I wouls suggest that it is more to do with the operation of a Cathode ray Tube (CRT ) fitted in old style Televisions.
To Quote from
Explain that stuff! Science and technology made simple
''The electron gun circuit splits the video part of the signal into separate red, blue, and green signals to drive the three electron guns. or even a single gun in very old B/W systems
The circuit fires three electron guns (one red, one blue, and one green) down a cathode-ray tube
The electron beams pass through a ring of electromagnets. The electromagnets steer the electron beams so they sweep back and forth across the screen, line by line.
The electron beams pass through a grid of holes called a mask, which directs them so they hit exact places on the TV screen.
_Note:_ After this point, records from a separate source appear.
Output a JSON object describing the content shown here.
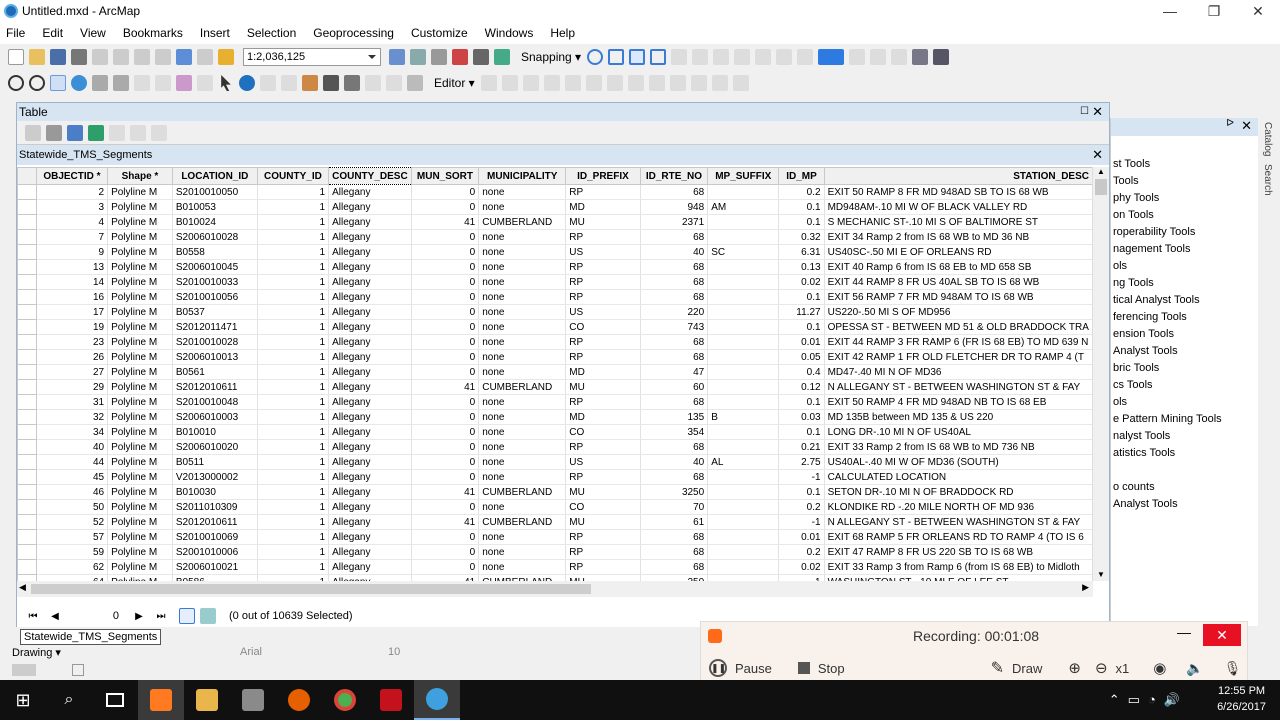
{
  "window": {
    "title": "Untitled.mxd - ArcMap"
  },
  "menu": [
    "File",
    "Edit",
    "View",
    "Bookmarks",
    "Insert",
    "Selection",
    "Geoprocessing",
    "Customize",
    "Windows",
    "Help"
  ],
  "toolbar": {
    "scale": "1:2,036,125",
    "snapping": "Snapping ▾",
    "editor": "Editor ▾"
  },
  "table_window": {
    "title": "Table",
    "layer_tab": "Statewide_TMS_Segments"
  },
  "columns": [
    "OBJECTID *",
    "Shape *",
    "LOCATION_ID",
    "COUNTY_ID",
    "COUNTY_DESC",
    "MUN_SORT",
    "MUNICIPALITY",
    "ID_PREFIX",
    "ID_RTE_NO",
    "MP_SUFFIX",
    "ID_MP",
    "STATION_DESC"
  ],
  "rows": [
    [
      "2",
      "Polyline M",
      "S2010010050",
      "1",
      "Allegany",
      "0",
      "none",
      "RP",
      "68",
      "",
      "0.2",
      "EXIT 50 RAMP 8 FR MD 948AD SB TO IS 68 WB"
    ],
    [
      "3",
      "Polyline M",
      "B010053",
      "1",
      "Allegany",
      "0",
      "none",
      "MD",
      "948",
      "AM",
      "0.1",
      "MD948AM-.10 MI W OF BLACK VALLEY RD"
    ],
    [
      "4",
      "Polyline M",
      "B010024",
      "1",
      "Allegany",
      "41",
      "CUMBERLAND",
      "MU",
      "2371",
      "",
      "0.1",
      "S MECHANIC ST-.10 MI S OF BALTIMORE ST"
    ],
    [
      "7",
      "Polyline M",
      "S2006010028",
      "1",
      "Allegany",
      "0",
      "none",
      "RP",
      "68",
      "",
      "0.32",
      "EXIT 34 Ramp 2 from IS 68 WB to MD 36 NB"
    ],
    [
      "9",
      "Polyline M",
      "B0558",
      "1",
      "Allegany",
      "0",
      "none",
      "US",
      "40",
      "SC",
      "6.31",
      "US40SC-.50 MI E OF ORLEANS RD"
    ],
    [
      "13",
      "Polyline M",
      "S2006010045",
      "1",
      "Allegany",
      "0",
      "none",
      "RP",
      "68",
      "",
      "0.13",
      "EXIT 40 Ramp 6 from IS 68 EB to MD 658 SB"
    ],
    [
      "14",
      "Polyline M",
      "S2010010033",
      "1",
      "Allegany",
      "0",
      "none",
      "RP",
      "68",
      "",
      "0.02",
      "EXIT 44 RAMP 8 FR US 40AL SB TO IS 68 WB"
    ],
    [
      "16",
      "Polyline M",
      "S2010010056",
      "1",
      "Allegany",
      "0",
      "none",
      "RP",
      "68",
      "",
      "0.1",
      "EXIT 56 RAMP 7 FR MD 948AM TO IS 68 WB"
    ],
    [
      "17",
      "Polyline M",
      "B0537",
      "1",
      "Allegany",
      "0",
      "none",
      "US",
      "220",
      "",
      "11.27",
      "US220-.50 MI S OF MD956"
    ],
    [
      "19",
      "Polyline M",
      "S2012011471",
      "1",
      "Allegany",
      "0",
      "none",
      "CO",
      "743",
      "",
      "0.1",
      "OPESSA ST - BETWEEN MD 51 & OLD BRADDOCK TRA"
    ],
    [
      "23",
      "Polyline M",
      "S2010010028",
      "1",
      "Allegany",
      "0",
      "none",
      "RP",
      "68",
      "",
      "0.01",
      "EXIT 44 RAMP 3 FR RAMP 6 (FR IS 68 EB) TO MD 639 N"
    ],
    [
      "26",
      "Polyline M",
      "S2006010013",
      "1",
      "Allegany",
      "0",
      "none",
      "RP",
      "68",
      "",
      "0.05",
      "EXIT 42 RAMP 1 FR OLD FLETCHER DR TO RAMP 4 (T"
    ],
    [
      "27",
      "Polyline M",
      "B0561",
      "1",
      "Allegany",
      "0",
      "none",
      "MD",
      "47",
      "",
      "0.4",
      "MD47-.40 MI N OF MD36"
    ],
    [
      "29",
      "Polyline M",
      "S2012010611",
      "1",
      "Allegany",
      "41",
      "CUMBERLAND",
      "MU",
      "60",
      "",
      "0.12",
      "N ALLEGANY ST - BETWEEN WASHINGTON ST & FAY"
    ],
    [
      "31",
      "Polyline M",
      "S2010010048",
      "1",
      "Allegany",
      "0",
      "none",
      "RP",
      "68",
      "",
      "0.1",
      "EXIT 50 RAMP 4 FR MD 948AD NB TO IS 68 EB"
    ],
    [
      "32",
      "Polyline M",
      "S2006010003",
      "1",
      "Allegany",
      "0",
      "none",
      "MD",
      "135",
      "B",
      "0.03",
      "MD 135B between MD 135 & US 220"
    ],
    [
      "34",
      "Polyline M",
      "B010010",
      "1",
      "Allegany",
      "0",
      "none",
      "CO",
      "354",
      "",
      "0.1",
      "LONG DR-.10 MI N OF US40AL"
    ],
    [
      "40",
      "Polyline M",
      "S2006010020",
      "1",
      "Allegany",
      "0",
      "none",
      "RP",
      "68",
      "",
      "0.21",
      "EXIT 33 Ramp 2 from IS 68 WB to MD 736 NB"
    ],
    [
      "44",
      "Polyline M",
      "B0511",
      "1",
      "Allegany",
      "0",
      "none",
      "US",
      "40",
      "AL",
      "2.75",
      "US40AL-.40 MI W OF MD36 (SOUTH)"
    ],
    [
      "45",
      "Polyline M",
      "V2013000002",
      "1",
      "Allegany",
      "0",
      "none",
      "RP",
      "68",
      "",
      "-1",
      "CALCULATED LOCATION"
    ],
    [
      "46",
      "Polyline M",
      "B010030",
      "1",
      "Allegany",
      "41",
      "CUMBERLAND",
      "MU",
      "3250",
      "",
      "0.1",
      "SETON DR-.10 MI N OF BRADDOCK RD"
    ],
    [
      "50",
      "Polyline M",
      "S2011010309",
      "1",
      "Allegany",
      "0",
      "none",
      "CO",
      "70",
      "",
      "0.2",
      "KLONDIKE RD -.20 MILE NORTH OF MD 936"
    ],
    [
      "52",
      "Polyline M",
      "S2012010611",
      "1",
      "Allegany",
      "41",
      "CUMBERLAND",
      "MU",
      "61",
      "",
      "-1",
      "N ALLEGANY ST - BETWEEN WASHINGTON ST & FAY"
    ],
    [
      "57",
      "Polyline M",
      "S2010010069",
      "1",
      "Allegany",
      "0",
      "none",
      "RP",
      "68",
      "",
      "0.01",
      "EXIT 68 RAMP 5 FR ORLEANS RD TO RAMP 4 (TO IS 6"
    ],
    [
      "59",
      "Polyline M",
      "S2001010006",
      "1",
      "Allegany",
      "0",
      "none",
      "RP",
      "68",
      "",
      "0.2",
      "EXIT 47 RAMP 8 FR US 220 SB TO IS 68 WB"
    ],
    [
      "62",
      "Polyline M",
      "S2006010021",
      "1",
      "Allegany",
      "0",
      "none",
      "RP",
      "68",
      "",
      "0.02",
      "EXIT 33 Ramp 3 from Ramp 6 (from IS 68 EB) to Midloth"
    ],
    [
      "64",
      "Polyline M",
      "B0586",
      "1",
      "Allegany",
      "41",
      "CUMBERLAND",
      "MU",
      "250",
      "",
      "-1",
      "WASHINGTON ST - 10 MI E OF LEE ST"
    ]
  ],
  "nav": {
    "record": "0",
    "selected": "(0 out of 10639 Selected)"
  },
  "bottom_tab": "Statewide_TMS_Segments",
  "toolbox_items": [
    "st Tools",
    "Tools",
    "phy Tools",
    "on Tools",
    "roperability Tools",
    "nagement Tools",
    "ols",
    "ng Tools",
    "tical Analyst Tools",
    "ferencing Tools",
    "ension Tools",
    "Analyst Tools",
    "bric Tools",
    "cs Tools",
    "ols",
    "e Pattern Mining Tools",
    "nalyst Tools",
    "atistics Tools",
    "",
    "o counts",
    "Analyst Tools"
  ],
  "side_tabs": [
    "Catalog",
    "Search"
  ],
  "recorder": {
    "status": "Recording:  00:01:08",
    "pause": "Pause",
    "stop": "Stop",
    "draw": "Draw",
    "zoom": "x1"
  },
  "drawing_label": "Drawing ▾",
  "font_name": "Arial",
  "font_size": "10",
  "clock": {
    "time": "12:55 PM",
    "date": "6/26/2017"
  }
}
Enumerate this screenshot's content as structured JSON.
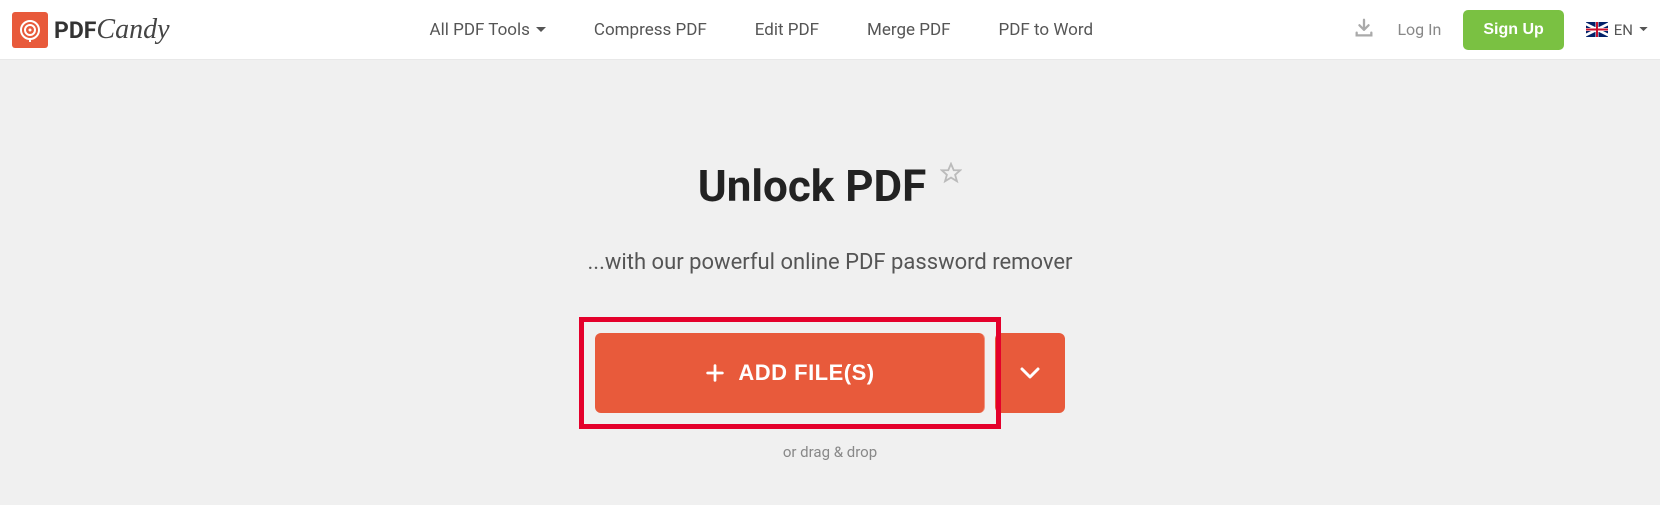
{
  "logo": {
    "pdf": "PDF",
    "candy": "Candy"
  },
  "nav": {
    "all_tools": "All PDF Tools",
    "compress": "Compress PDF",
    "edit": "Edit PDF",
    "merge": "Merge PDF",
    "to_word": "PDF to Word"
  },
  "auth": {
    "login": "Log In",
    "signup": "Sign Up"
  },
  "lang": {
    "code": "EN"
  },
  "page": {
    "title": "Unlock PDF",
    "subtitle": "...with our powerful online PDF password remover",
    "add_files": "ADD FILE(S)",
    "drag": "or drag & drop"
  }
}
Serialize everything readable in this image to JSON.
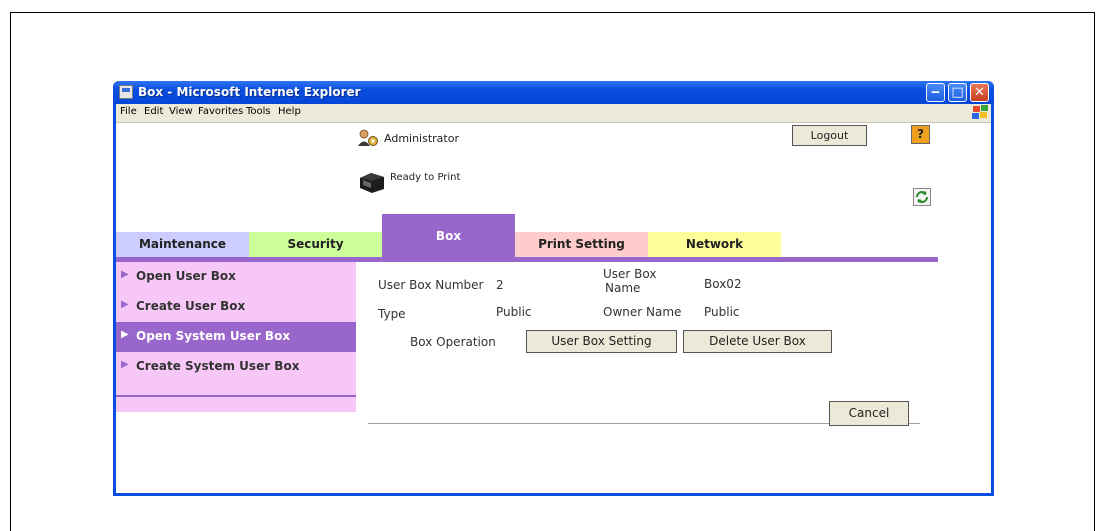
{
  "window": {
    "title": "Box - Microsoft Internet Explorer",
    "minimize_glyph": "‒",
    "maximize_glyph": "□",
    "close_glyph": "✕"
  },
  "menu": {
    "items": [
      "File",
      "Edit",
      "View",
      "Favorites",
      "Tools",
      "Help"
    ]
  },
  "header": {
    "user": "Administrator",
    "logout_label": "Logout",
    "help_label": "?",
    "status": "Ready to Print"
  },
  "tabs": {
    "items": [
      {
        "label": "Maintenance",
        "color": "#ccccff"
      },
      {
        "label": "Security",
        "color": "#ccff99"
      },
      {
        "label": "Box",
        "color": "#9966cc"
      },
      {
        "label": "Print Setting",
        "color": "#ffcccc"
      },
      {
        "label": "Network",
        "color": "#ffff99"
      }
    ],
    "active_index": 2
  },
  "sidebar": {
    "items": [
      {
        "label": "Open User Box"
      },
      {
        "label": "Create User Box"
      },
      {
        "label": "Open System User Box"
      },
      {
        "label": "Create System User Box"
      }
    ],
    "active_index": 2
  },
  "details": {
    "box_number_label": "User Box Number",
    "box_number_value": "2",
    "box_name_label_line1": "User Box",
    "box_name_label_line2": "Name",
    "box_name_value": "Box02",
    "type_label": "Type",
    "type_value": "Public",
    "owner_label": "Owner Name",
    "owner_value": "Public",
    "operation_label": "Box Operation",
    "setting_button": "User Box Setting",
    "delete_button": "Delete User Box",
    "cancel_button": "Cancel"
  },
  "colors": {
    "accent": "#9966cc",
    "sidebar_bg": "#f7c8f7",
    "titlebar": "#0a4de0"
  }
}
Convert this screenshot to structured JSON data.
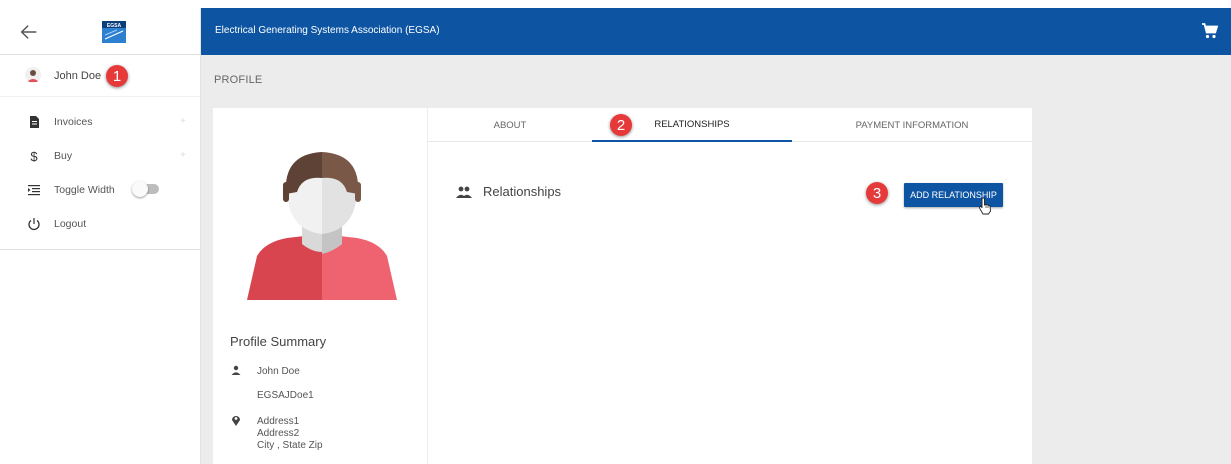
{
  "header": {
    "title": "Electrical Generating Systems Association (EGSA)",
    "background": "#0d55a3",
    "cart_icon": "cart-icon"
  },
  "sidebar": {
    "back_icon": "arrow-left-icon",
    "logo_text": "EGSA",
    "user": {
      "name": "John Doe",
      "icon": "avatar-icon"
    },
    "items": [
      {
        "label": "Invoices",
        "icon": "document-icon",
        "expand": "+"
      },
      {
        "label": "Buy",
        "icon": "dollar-icon",
        "expand": "+"
      },
      {
        "label": "Toggle Width",
        "icon": "indent-icon",
        "toggle_on": false
      },
      {
        "label": "Logout",
        "icon": "power-icon"
      }
    ]
  },
  "page": {
    "title": "PROFILE"
  },
  "tabs": [
    {
      "label": "ABOUT",
      "active": false
    },
    {
      "label": "RELATIONSHIPS",
      "active": true
    },
    {
      "label": "PAYMENT INFORMATION",
      "active": false
    }
  ],
  "relationships": {
    "title": "Relationships",
    "icon": "people-icon",
    "add_button": "ADD RELATIONSHIP"
  },
  "profile_summary": {
    "title": "Profile Summary",
    "name": "John Doe",
    "username": "EGSAJDoe1",
    "address1": "Address1",
    "address2": "Address2",
    "city_state_zip": "City , State Zip"
  },
  "badges": {
    "b1": "1",
    "b2": "2",
    "b3": "3"
  },
  "colors": {
    "accent": "#0d55a3",
    "badge": "#e63a3a",
    "avatar_shirt": "#e0515a",
    "avatar_hair": "#6b4d3e"
  }
}
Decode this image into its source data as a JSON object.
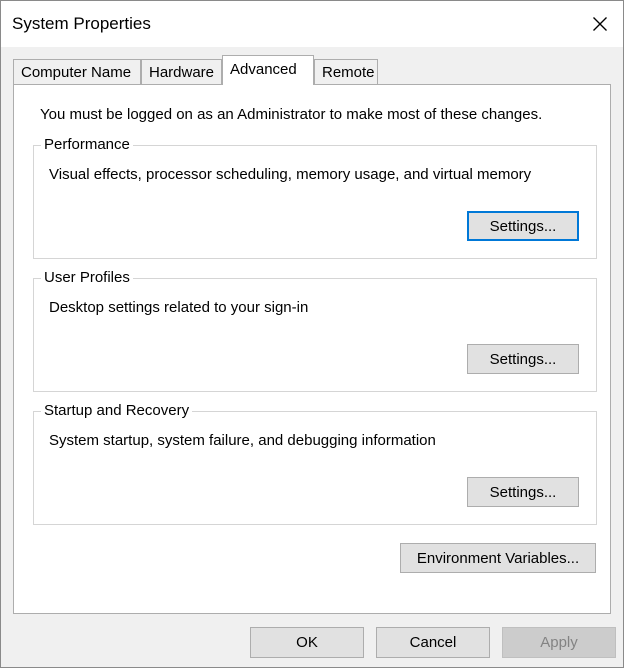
{
  "window": {
    "title": "System Properties"
  },
  "tabs": [
    {
      "label": "Computer Name"
    },
    {
      "label": "Hardware"
    },
    {
      "label": "Advanced"
    },
    {
      "label": "Remote"
    }
  ],
  "advanced": {
    "admin_note": "You must be logged on as an Administrator to make most of these changes.",
    "performance": {
      "title": "Performance",
      "description": "Visual effects, processor scheduling, memory usage, and virtual memory",
      "button": "Settings..."
    },
    "user_profiles": {
      "title": "User Profiles",
      "description": "Desktop settings related to your sign-in",
      "button": "Settings..."
    },
    "startup_recovery": {
      "title": "Startup and Recovery",
      "description": "System startup, system failure, and debugging information",
      "button": "Settings..."
    },
    "env_button": "Environment Variables..."
  },
  "footer": {
    "ok": "OK",
    "cancel": "Cancel",
    "apply": "Apply"
  },
  "colors": {
    "accent": "#0078d7",
    "button_face": "#e1e1e1",
    "disabled_text": "#838383"
  }
}
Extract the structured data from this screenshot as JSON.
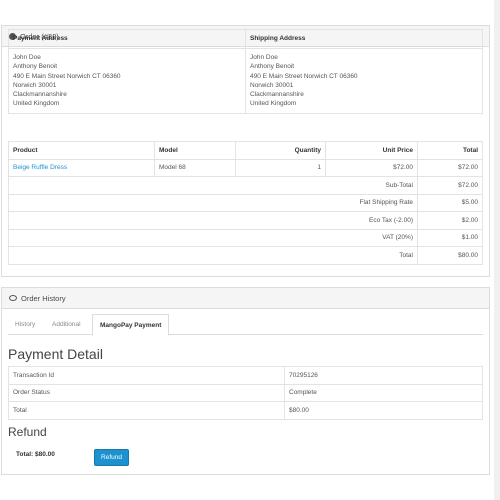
{
  "order_panel": {
    "title": "Order (#32)",
    "payment_address_header": "Payment Address",
    "shipping_address_header": "Shipping Address",
    "payment_address_lines": [
      "John Doe",
      "Anthony Benoit",
      "490 E Main Street Norwich CT 06360",
      "Norwich 30001",
      "Clackmannanshire",
      "United Kingdom"
    ],
    "shipping_address_lines": [
      "John Doe",
      "Anthony Benoit",
      "490 E Main Street Norwich CT 06360",
      "Norwich 30001",
      "Clackmannanshire",
      "United Kingdom"
    ],
    "product_headers": {
      "product": "Product",
      "model": "Model",
      "quantity": "Quantity",
      "unit_price": "Unit Price",
      "total": "Total"
    },
    "product": {
      "name": "Beige Ruffle Dress",
      "model": "Model 68",
      "quantity": "1",
      "unit_price": "$72.00",
      "total": "$72.00"
    },
    "totals": [
      {
        "label": "Sub-Total",
        "value": "$72.00"
      },
      {
        "label": "Flat Shipping Rate",
        "value": "$5.00"
      },
      {
        "label": "Eco Tax (-2.00)",
        "value": "$2.00"
      },
      {
        "label": "VAT (20%)",
        "value": "$1.00"
      },
      {
        "label": "Total",
        "value": "$80.00"
      }
    ]
  },
  "history_panel": {
    "title": "Order History",
    "tabs": [
      "History",
      "Additional",
      "MangoPay Payment"
    ],
    "active_tab": 2
  },
  "payment_detail": {
    "title": "Payment Detail",
    "rows": [
      {
        "label": "Transaction Id",
        "value": "70295126"
      },
      {
        "label": "Order Status",
        "value": "Complete"
      },
      {
        "label": "Total",
        "value": "$80.00"
      }
    ]
  },
  "refund": {
    "title": "Refund",
    "total_text": "Total: $80.00",
    "button_label": "Refund"
  },
  "colors": {
    "accent": "#1e91cf",
    "border": "#dcdcdc",
    "heading_bg": "#f5f5f5"
  },
  "icons": {
    "order": "info-circle-icon",
    "history": "comment-icon"
  }
}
Where the beams hit the phosphors (colored chemicals) on the screen, they make red, blue, or green dots. Elsewhere, the screen remains dark''.
I suggest that the BEags quoted txt refers to improving the performance of the CRT tubes for such developments as wide screen CRTs etc. The electric
current waveforms applied to the coils that stear the beams are very complex (unlike the voltage waveforms for plate systems for engineering oscilloscopes like those you used to see in the Radar /Radio bay). So lots of fine tuning of those beams is required for a high defination picture.
Alternativly this could all be a load of B.....ks.